Moderate repubs, like Rice and McCain, took the news well & graciously, but some of the bloggers were much less appealing…

another break.

October 24, 2008

It is already halfway through fall – unbelievable. The election is two weeks away, and I’m feeling more calm about it generally (did you know Obama played fantasy football?). But, I think I’ve reached a turning point in my own work that means I’ll be offline a bit more (I know I say this from time to time, but … well, I’m saying it again. but I think I have better motivation this time, since I’ve figured out an important component in what I’m doing…)

Here are some links so you didn’t waste time visiting …

This is an interesting story about Einstein.

Here is science about sunspots.

Plus, slate reviews books about English.

The undecided voter

October 21, 2008

Colin Powell’s endorsement of Obama is being given a lot of attention as a powerful move, a thoughtful speech, and a painful jab to the right wing. But one thing that struck me about it was the fact that Powell basically admitted to being one of those many undecided voters the media has been chastising and the comedy shows have been mocking.

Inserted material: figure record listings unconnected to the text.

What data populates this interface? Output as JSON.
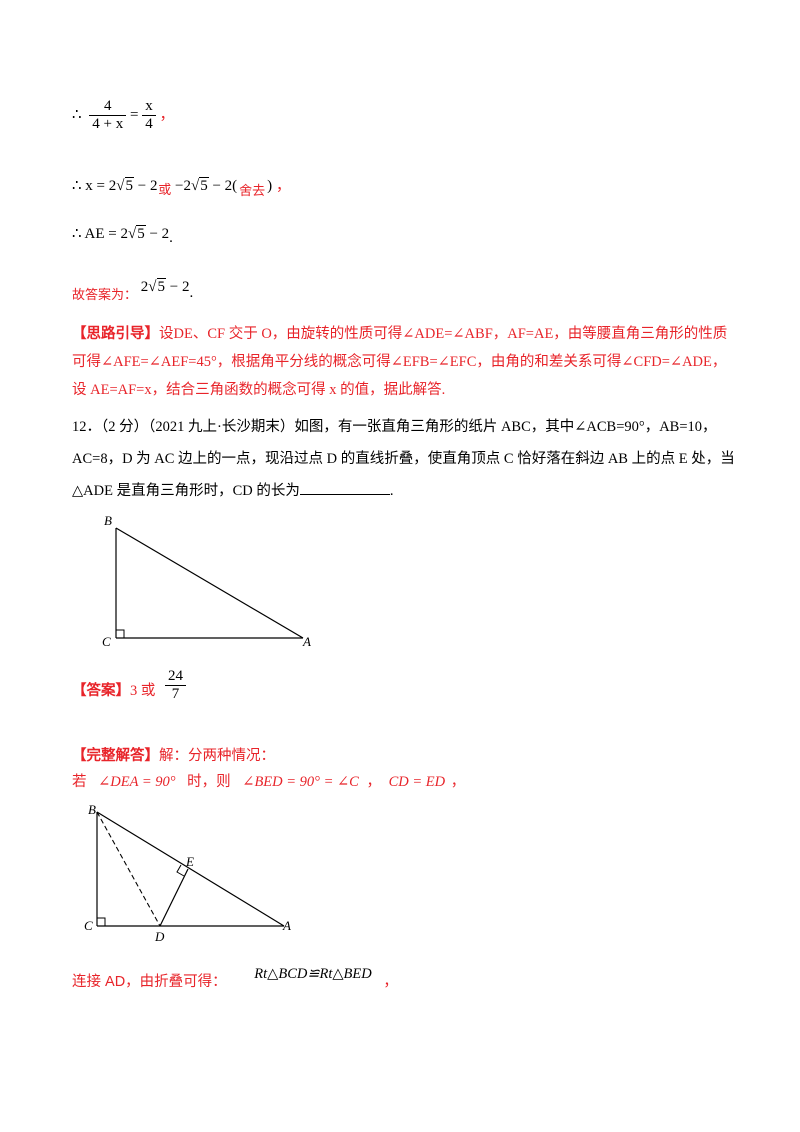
{
  "derivation": {
    "therefore": "∴",
    "eq1_num1": "4",
    "eq1_den1": "4 + x",
    "eq_sign": "=",
    "eq1_num2": "x",
    "eq1_den2": "4",
    "comma": "，",
    "eq2_prefix": "x = 2",
    "sqrt_arg": "5",
    "minus_two": " − 2",
    "or_word": "或",
    "eq2_alt_prefix": "−2",
    "eq2_alt_suffix": " − 2(",
    "discard": "舍去",
    "close_paren": ")",
    "eq3_prefix": "AE = 2",
    "period": ".",
    "answer_prefix": "故答案为：",
    "ans_prefix": "2"
  },
  "hint": {
    "label": "【思路引导】",
    "line1": "设DE、CF 交于 O，由旋转的性质可得∠ADE=∠ABF，AF=AE，由等腰直角三角形的性质",
    "line2": "可得∠AFE=∠AEF=45°，根据角平分线的概念可得∠EFB=∠EFC，由角的和差关系可得∠CFD=∠ADE，",
    "line3": "设 AE=AF=x，结合三角函数的概念可得 x 的值，据此解答."
  },
  "question": {
    "line1": "12．（2 分）（2021 九上·长沙期末）如图，有一张直角三角形的纸片 ABC，其中∠ACB=90°，AB=10，",
    "line2": "AC=8，D 为 AC 边上的一点，现沿过点 D 的直线折叠，使直角顶点 C 恰好落在斜边  AB 上的点 E 处，当",
    "line3_before": "△ADE 是直角三角形时，CD 的长为",
    "line3_after": "."
  },
  "figure1": {
    "label_b": "B",
    "label_c": "C",
    "label_a": "A"
  },
  "answer": {
    "label": "【答案】",
    "value": "3 或",
    "frac_num": "24",
    "frac_den": "7"
  },
  "solution": {
    "label": "【完整解答】",
    "intro": "解：分两种情况：",
    "case_if": "若",
    "cond1": "∠DEA = 90°",
    "case_then": "时，则",
    "cond2": "∠BED = 90° = ∠C",
    "sep": "，",
    "cond3": "CD = ED",
    "end": "，",
    "connect": "连接 AD，由折叠可得：",
    "congruence": "Rt△BCD≌Rt△BED",
    "end2": "，"
  },
  "figure2": {
    "label_b": "B",
    "label_c": "C",
    "label_d": "D",
    "label_e": "E",
    "label_a": "A"
  }
}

He said on Meet the Press that he’d been watching carefully these last few weeks and finally chose Obama. But he apparently wasn’t sure until just over two weeks to the election, when voting has already begun in some states. Yet the press still respected and adored him.

He didn’t say he had to decide whether to come out and state publicly that he would vote for Obama; he said he had to decide for himself whether to vote for Obama. He personally just wasn’t sure what to do until he had had time to watch them in action this fall. Does that mean we should think less of Powell or more of undecided voters? Well – that’s up to you. I’m just pointing out the overlap.